Eosinophilic esophagitis (EoE), which was barely recognized 20 years ago, affects at least 150,000 people in the United States, with three-quarters being adults, report Evan Dellon et al. in the April issue of Clinical Gastroenterology and Hepatology.
EoE, also known as allergic esophagitis, is an allergic inflammatory disease characterized by increased numbers eosinophils in the esophagus. Symptoms include difficulty swallowing, food impaction, and heartburn.
EoE is a newly recognized disease that has been increasingly diagnosed over the past decade, in children and adults. It is rare, but is believed to be increasing in prevalence.
Although some aspects of the epidemiology of EoE are understood, it has been a challenge to quantify the prevalence of EoE in the US, due to the lack of a central medical record system, inconsistent application of EoE diagnostic definitions, and difficulties in conducting population-based research at tertiary care referral centers.
Evan Dellon et al. set out to investigate the prevalence of EoE in the US, using health insurance claim data from 2009 through 2011 and methods not previously possible in this field.
They found that despite its relatively recent description, EoE is frequently diagnosed in the US, with an estimated prevalence of 56.7/100,000 persons. The mean age of patients, surprisingly, was 33.5 years; 65% were male, 55.8% had dysphagia, and 52.8% had at least 1 other allergic condition. Prevalence peaked in men 35–39 years old (see figure).
Dellon et al. identified patients based on the International Classification of Diseases (ICD), 9th revision code for EoE (530.13). They state that this prevalence could be an underestimate, because knowledge of the code and recognition of EoE are increasing.
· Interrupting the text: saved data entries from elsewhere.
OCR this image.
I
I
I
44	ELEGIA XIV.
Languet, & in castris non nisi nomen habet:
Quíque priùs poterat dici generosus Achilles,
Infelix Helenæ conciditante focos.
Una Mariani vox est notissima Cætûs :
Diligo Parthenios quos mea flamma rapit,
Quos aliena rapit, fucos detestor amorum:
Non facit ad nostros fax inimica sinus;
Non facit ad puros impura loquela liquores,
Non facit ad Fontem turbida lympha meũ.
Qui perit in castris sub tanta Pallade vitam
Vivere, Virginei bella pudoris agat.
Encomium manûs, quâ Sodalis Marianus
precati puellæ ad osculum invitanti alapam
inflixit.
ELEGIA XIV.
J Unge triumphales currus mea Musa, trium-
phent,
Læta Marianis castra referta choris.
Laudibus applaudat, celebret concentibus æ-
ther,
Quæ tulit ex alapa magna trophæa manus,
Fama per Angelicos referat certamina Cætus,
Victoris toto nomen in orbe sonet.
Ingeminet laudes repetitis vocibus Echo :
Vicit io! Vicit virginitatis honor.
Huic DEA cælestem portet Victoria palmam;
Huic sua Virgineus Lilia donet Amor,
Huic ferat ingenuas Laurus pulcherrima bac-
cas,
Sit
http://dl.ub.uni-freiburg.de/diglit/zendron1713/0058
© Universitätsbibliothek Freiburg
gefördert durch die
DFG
The authors observed that the prevalence of EoE decreases after age 45, which was unexpected, because other chronic and nonfatal diseases increase in prevalence with age. This observation could implicate early life exposure as an etiologic factor.
In an editorial that accompanies the article, Andrew J. Gawron says that future studies are needed to determine why middle-aged men appear to be more affected than other populations and why EoE is uncommon among certain ethnic groups. It will also be interesting to investigate whether there a possible birth cohort effect, due to undefined previous common exposures among patients, and what the reasons are for regional variations of EoE prevalence.
Gawron warns that it is important to recognize potential bias and to promote accurate use studies based on ICD-9 codes, to avoid false-alarms and pseudo-epidemics.